Tom Walker (OpenText): These are great questions. We ran a poll and found a very interesting statistic:
What is the impact of transferring data into an SAP system from paper or email attachments? Sixty-seven percent of respondents said it is major. Another 27% of the respondents said it is minor. Only 6% of the respondents said none (i.e., it is no impact).
Comment From Andrew: What types of documents can capture solutions process?
Vladimir Shakhov: Most of the time people talk about capturing invoices when thinking about capture solutions. But capture is not only about capturing invoices.
With modern capture solutions, you can capture any type of information from documents, such as sales orders, delivery notes, HR documents, or remittance advices.
Comment From Andre: Do you see any trend of moving from paper to EDI?
Tom Walker (OpenText): EDI has been around for a while. We see large clients continue to embrace EDI for significant trading partners. We see EDI remaining as a capture channel, but the trend seems to be movement to networks and capture solutions more than to in-house EDI.
Comment From Oleksandr: Is this combination (SAP plus OpenText) used by enterprise organizations only? Or can it be for small and medium-size businesses (SMBs) too? How can SMBs easily and cheaply integrate such a solution?
Sheila McCarthy: Yes, capture is available in the cloud as well as on premise, so it for both enterprise organizations and SMBs as well. SAP S/4HANA Cloud is targeted at SMBs, and capture is already integrated into the SAP S/4HANA Cloud, making it easy and cost-effective.
Comment From Markelle: What do you we need to know for a capture implementation?
Gisela Hammann: You need to analyze the documents. For example, what are the document types to be captured? What data should be captured to create SAP business objects such as posting an invoice or creating a sales order? What are the volumes? What are the time-critical documents?
Comment From Doug: Is capture available in SAP S/4HANA?
Tom Walker (OpenText): SAP and OpenText most certainly provide capture solutions for SAP S/4HANA both on premise and in the cloud. In fact, all SAP and OpenText capture solutions undergo rigorous internal testing by SAP before being released.
Comment From Oleksandr: Do you plan to use blockchain technology with document processing? For example, to create immutable and independent verifiable records of transactions and proof of authenticity of documents, emails, and other information objects.
Gisela Hammann: Yes, we are just working on this. I cannot share details at this point, however.
Comment From Jonathan: How important is document archiving to a capture solution?
Tom Walker (OpenText): Based on my background in accounting, you hit on a question I completely relate to. Any financial transaction requires a creditable source document. During the process — and often long after the process is completed — someone such as an auditor, for example, wants to see all the source documents. You want to be sure you have easy access to not just the one source document, but all other documentation related to the process, such as emails and spreadsheets. Therefore, a critical component of a best-in-class capture solution is a tool to manage the document and retention as well as to provide an easy-to-use interface.
Comment From Dario: Our current capture runs outside of the SAP system.

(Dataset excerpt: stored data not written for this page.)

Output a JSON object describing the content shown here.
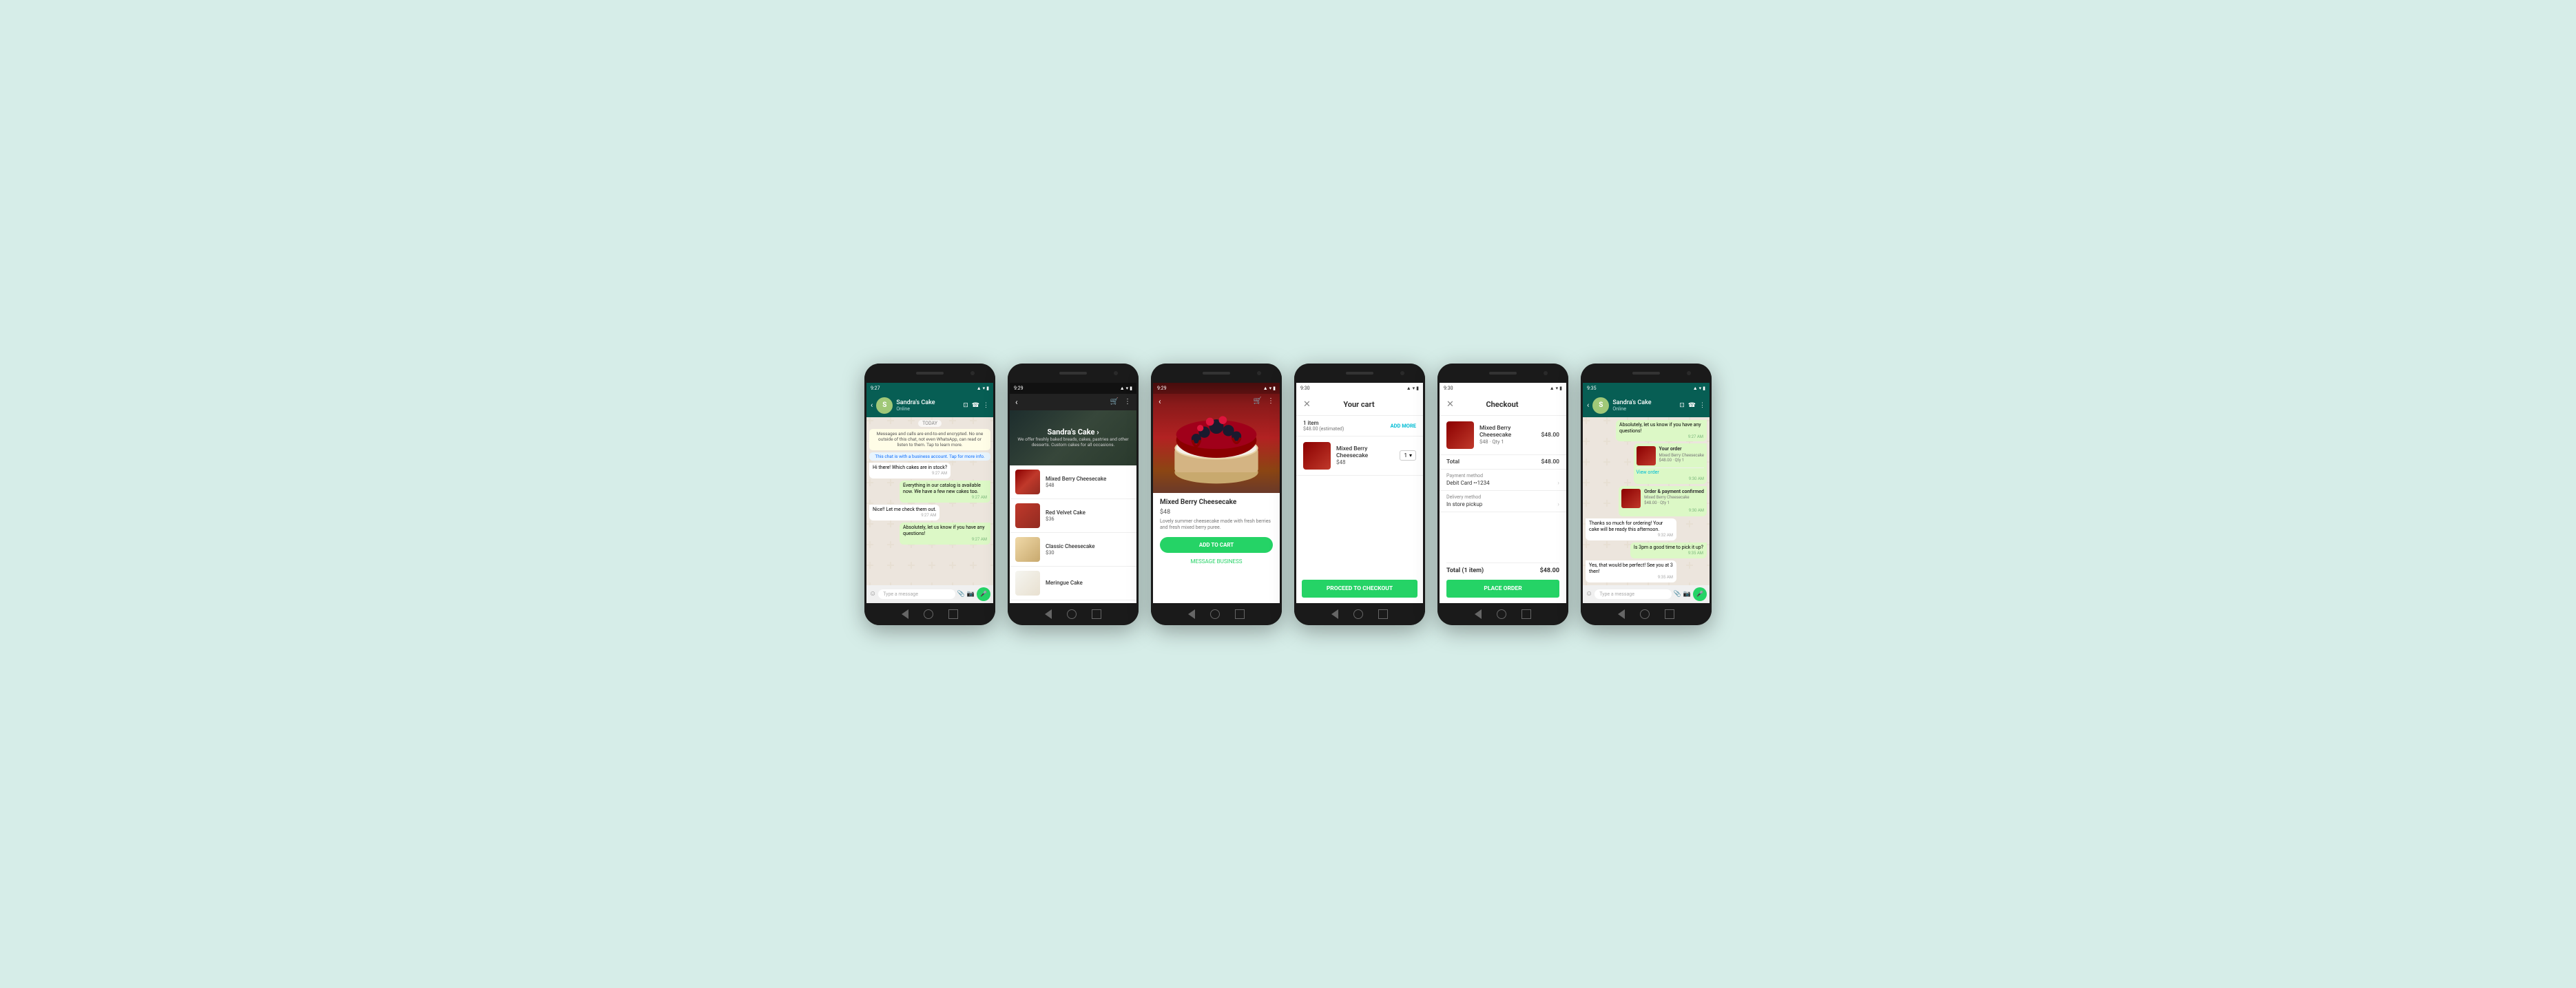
{
  "bg_color": "#d6ede8",
  "phones": [
    {
      "id": "phone1",
      "type": "whatsapp_chat",
      "status_bar": {
        "time": "9:27",
        "icons": "signal wifi battery"
      },
      "header": {
        "title": "Sandra's Cake",
        "status": "Online",
        "icons": [
          "video",
          "phone",
          "more"
        ]
      },
      "messages": [
        {
          "type": "date_divider",
          "text": "TODAY"
        },
        {
          "type": "system",
          "text": "Messages and calls are end-to-end encrypted. No one outside of this chat, not even WhatsApp, can read or listen to them. Tap to learn more."
        },
        {
          "type": "system_blue",
          "text": "This chat is with a business account. Tap for more info."
        },
        {
          "type": "received",
          "text": "Hi there! Which cakes are in stock?",
          "time": "9:27 AM"
        },
        {
          "type": "sent",
          "text": "Everything in our catalog is available now. We have a few new cakes too.",
          "time": "9:27 AM"
        },
        {
          "type": "received",
          "text": "Nice!! Let me check them out.",
          "time": "9:27 AM"
        },
        {
          "type": "sent",
          "text": "Absolutely, let us know if you have any questions!",
          "time": "9:27 AM"
        }
      ],
      "input_placeholder": "Type a message"
    },
    {
      "id": "phone2",
      "type": "catalog",
      "status_bar": {
        "time": "9:29"
      },
      "hero": {
        "name": "Sandra's Cake ›",
        "desc": "We offer freshly baked breads, cakes, pastries and other desserts. Custom cakes for all occasions."
      },
      "items": [
        {
          "name": "Mixed Berry Cheesecake",
          "price": "$48"
        },
        {
          "name": "Red Velvet Cake",
          "price": "$36"
        },
        {
          "name": "Classic Cheesecake",
          "price": "$30"
        },
        {
          "name": "Meringue Cake",
          "price": ""
        }
      ]
    },
    {
      "id": "phone3",
      "type": "product_detail",
      "status_bar": {
        "time": "9:29"
      },
      "product": {
        "name": "Mixed Berry Cheesecake",
        "price": "$48",
        "desc": "Lovely summer cheesecake made with fresh berries and fresh mixed berry puree.",
        "add_to_cart": "ADD TO CART",
        "message_business": "MESSAGE BUSINESS"
      }
    },
    {
      "id": "phone4",
      "type": "cart",
      "status_bar": {
        "time": "9:30"
      },
      "header": {
        "title": "Your cart",
        "close": "✕"
      },
      "summary": {
        "count": "1 item",
        "estimated": "$48.00 (estimated)",
        "add_more": "ADD MORE"
      },
      "items": [
        {
          "name": "Mixed Berry Cheesecake",
          "price": "$48",
          "qty": "1"
        }
      ],
      "proceed_btn": "PROCEED TO CHECKOUT"
    },
    {
      "id": "phone5",
      "type": "checkout",
      "status_bar": {
        "time": "9:30"
      },
      "header": {
        "title": "Checkout",
        "close": "✕"
      },
      "item": {
        "name": "Mixed Berry Cheesecake",
        "detail": "$48 · Qty 1",
        "price": "$48.00"
      },
      "total_row": {
        "label": "Total",
        "value": "$48.00"
      },
      "payment_method": {
        "label": "Payment method",
        "value": "Debit Card ••1234"
      },
      "delivery_method": {
        "label": "Delivery method",
        "value": "In store pickup"
      },
      "total_final": {
        "label": "Total (1 item)",
        "value": "$48.00"
      },
      "place_order_btn": "PLACE ORDER"
    },
    {
      "id": "phone6",
      "type": "whatsapp_order_confirmed",
      "status_bar": {
        "time": "9:35"
      },
      "header": {
        "title": "Sandra's Cake",
        "status": "Online"
      },
      "messages": [
        {
          "type": "sent",
          "text": "Absolutely, let us know if you have any questions!",
          "time": "9:27 AM"
        },
        {
          "type": "order_card_sent",
          "title": "Your order",
          "detail": "Mixed Berry Cheesecake\n$48.00 · Qty 1",
          "time": "9:30 AM",
          "view_order": "View order"
        },
        {
          "type": "order_confirmed_sent",
          "title": "Order & payment confirmed",
          "detail": "Mixed Berry Cheesecake\n$48.00 · Qty 1",
          "time": "9:30 AM"
        },
        {
          "type": "received",
          "text": "Thanks so much for ordering! Your cake will be ready this afternoon.",
          "time": "9:32 AM"
        },
        {
          "type": "sent",
          "text": "Is 3pm a good time to pick it up?",
          "time": "9:35 AM"
        },
        {
          "type": "received",
          "text": "Yes, that would be perfect! See you at 3 then!",
          "time": "9:35 AM"
        }
      ],
      "input_placeholder": "Type a message"
    }
  ]
}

Is that still a best practice?
Tom Walker (OpenText): No, the best practice for SAP customers is to validate directly inside of the SAP system.

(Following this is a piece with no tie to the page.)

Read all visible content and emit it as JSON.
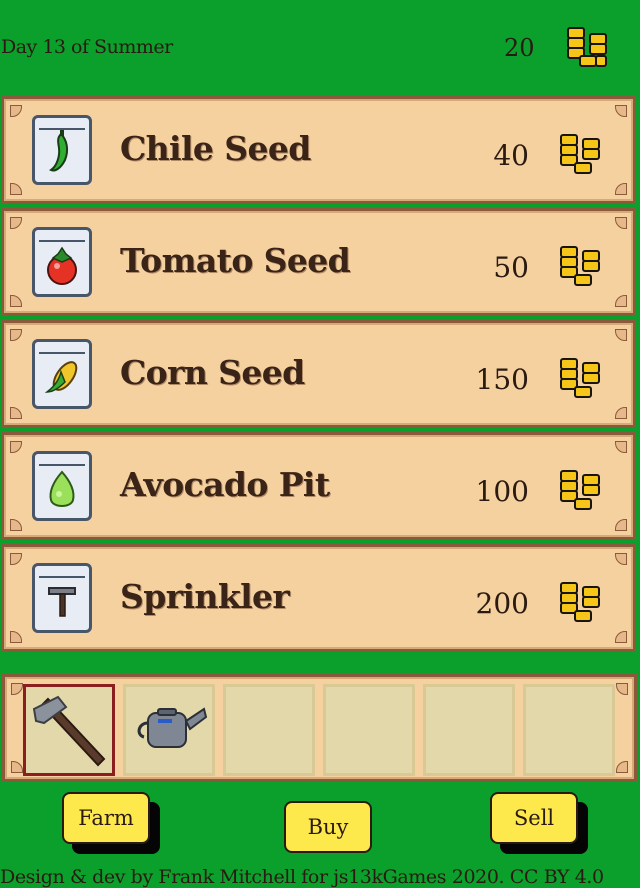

Comment From Nick: We have operations around the world. How does the capture system address different languages?
Gisela Hammann: We are capturing documents from all over the world — in all business languages, such as English, and also all European languages, such as Italian, Spanish, French, German, Finnish, and Russian. We also are capturing documents in Asian languages with double-byte character sets, such as Chinese, Japanese, and Thai.
Tom Walker (OpenText): On behalf of SAP and OpenText, we appreciate your questions and look forward to the opportunity to help you with your digital transformation journey.
Matthew Shea: Thank you, everyone, for joining today's discussion.